The Bitcoin halving. Rush to be disappointed, right on cue, every four years. The digital messiah is coming! Prices will skyrocket! We'll all be rich! Let's pump the brakes here. What I’m seeing, though, is a lot of misplaced faith and honestly a terrifying level of complacency. The halving might bump the price, sure. But to believe it’s a sure path to fiscal glory? That's a delusion.

I’m Haruto, and for the past few years, I’ve been studying market trends and breaking down the world of crypto. As ever, I try to offer a future-oriented view even when doing so is counter to the conventional wisdom. Because right now, the prevailing story about the halving is way too bullish.

Let me tell you three reasons why the excitement behind halving is misguided. Don’t roll the dice on your future!

Halving Ain't A Guaranteed Rocket Ride

Think of the halving like this: it's like reducing the supply of gold being mined. Sounds great, right? Less supply, increased demand, higher price! What if demand suddenly dips? What if people lose interest in gold? The end price would just have to level off or even decrease, no matter how much more is being produced.

It is the underlying point nobody seems to get. As a reminder, the halving event simply reduces the rate at which new Bitcoin are brought into circulation. It does not guarantee increased demand. Without that supply, the demand won’t *magically* show up and make the price skyrocket. On the macro front, we’re witnessing a minor cooling in market sentiment, as evidenced by a decrease of the Crypto Fear & Greed Index. That should be a red flag.

Unexpected Connection: It reminds me of the dot-com bubble. All anybody could see was the “new technology” and the “future of the internet.” In the process, they abandoned all fundamental business logic. Companies with negative revenue and no credible path toward a business model were regular trading at make-believe valuations.
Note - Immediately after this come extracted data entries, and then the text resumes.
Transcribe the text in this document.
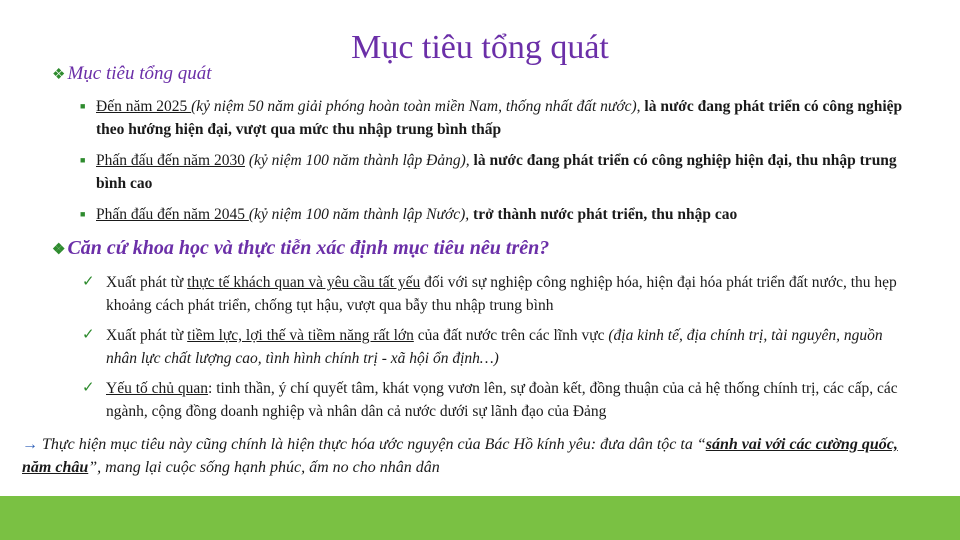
Mục tiêu tổng quát
❖ Mục tiêu tổng quát
■ Đến năm 2025 (kỷ niệm 50 năm giải phóng hoàn toàn miền Nam, thống nhất đất nước), là nước đang phát triển có công nghiệp theo hướng hiện đại, vượt qua mức thu nhập trung bình thấp
■ Phấn đấu đến năm 2030 (kỷ niệm 100 năm thành lập Đảng), là nước đang phát triển có công nghiệp hiện đại, thu nhập trung bình cao
■ Phấn đấu đến năm 2045 (kỷ niệm 100 năm thành lập Nước), trở thành nước phát triển, thu nhập cao
❖ Căn cứ khoa học và thực tiễn xác định mục tiêu nêu trên?
✓ Xuất phát từ thực tế khách quan và yêu cầu tất yếu đối với sự nghiệp công nghiệp hóa, hiện đại hóa phát triển đất nước, thu hẹp khoảng cách phát triển, chống tụt hậu, vượt qua bẫy thu nhập trung bình
✓ Xuất phát từ tiềm lực, lợi thế và tiềm năng rất lớn của đất nước trên các lĩnh vực (địa kinh tế, địa chính trị, tài nguyên, nguồn nhân lực chất lượng cao, tình hình chính trị - xã hội ổn định…)
✓ Yếu tố chủ quan: tinh thần, ý chí quyết tâm, khát vọng vươn lên, sự đoàn kết, đồng thuận của cả hệ thống chính trị, các cấp, các ngành, cộng đồng doanh nghiệp và nhân dân cả nước dưới sự lãnh đạo của Đảng
→ Thực hiện mục tiêu này cũng chính là hiện thực hóa ước nguyện của Bác Hồ kính yêu: đưa dân tộc ta “sánh vai với các cường quốc, năm châu”, mang lại cuộc sống hạnh phúc, ấm no cho nhân dân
So much hype over a halving is not warranted. Everyone is looking to this one day event and taking their eye off of the long term fundamentals.

Miners Might Just Dump It All

The halving cuts mining rewards in half. This converts to that miners — the individuals essential to the Bitcoin network’s protection — are actually receiving 75% much less in rewards. To stay afloat, they have two choices: become more efficient or sell more of their Bitcoin.

Guess which one's easier? Many will choose to sell. This would create focused and acute selling pressure, more than offsetting any benefits from the lower supply. We may even witness a series of smaller miners going belly up themselves, further destabilizing the network in the process. This is particularly relevant when considering disparate regulatory environments around the world. In truth, some places have been more hospitable to miners than others. This would result in a radical re-location of mining power by geography, with potentially serious consequences for the network’s decentralization.

Consider it something like a farmer dealing with a drought. He can invest in expensive irrigation systems (become more efficient) or sell off his livestock (sell more Bitcoin) to survive. Of these options, which do you think he’s more likely to pursue in the short term?

Regulators Are Watching You, Bitcoin

This is the doozy, and the one that everybody is mysteriously avoiding. And just as crypto gets flushed out, governments around the world are looking to crack down on crypto. A new climate of overregulation, possible prohibitions, and general animus is everywhere. This is no longer a fringe concern—it’s an established, clear and present danger.

Even if the halving does produce a supply squeeze, regulatory headwinds may more than trump redistributive price action. Imagine a major country suddenly banning Bitcoin. Ironically, the resulting panic selling would dwarf any gains from the halving. The presence of large, institutional investors flips the script. Their trading activity is largely driven by traditional financial motivations and regulatory requirements. This profound impact creates a huge amount of uncertainty in terms of how they might react to the halving. Their decisions are much more difficult to anticipate than the retail investors who were smaller, more predictable players in cycles past.

It's like a dam holding back a flood. The halving is just putting a few more bricks in that dam. The regulators are what would open the floodgates. Which of these do you think will be more impactful?

Look, I'm not saying Bitcoin is dead. I'm saying don't be naive. The halving is not a magic bullet. It’s simply one piece of the puzzle in a complicated and unpredictable market.

Do your own research. Understand the risks. For God’s sake, don’t put in money you can’t afford to lose. The promise of easy riches is a siren song, in the halving too. Letting it tempt you on the shore become rocks. Market analyses of ETH, XRP, BNB, SOL, DOGE, ADA, SUI, LINK and AVAX follow next in the queue. Bitcoin's fate dictates the overall mood.

Remember, this isn't investment advice. It's a dose of reality. Consider yourself warned.

Remember, this isn't investment advice. It's a dose of reality. Consider yourself warned.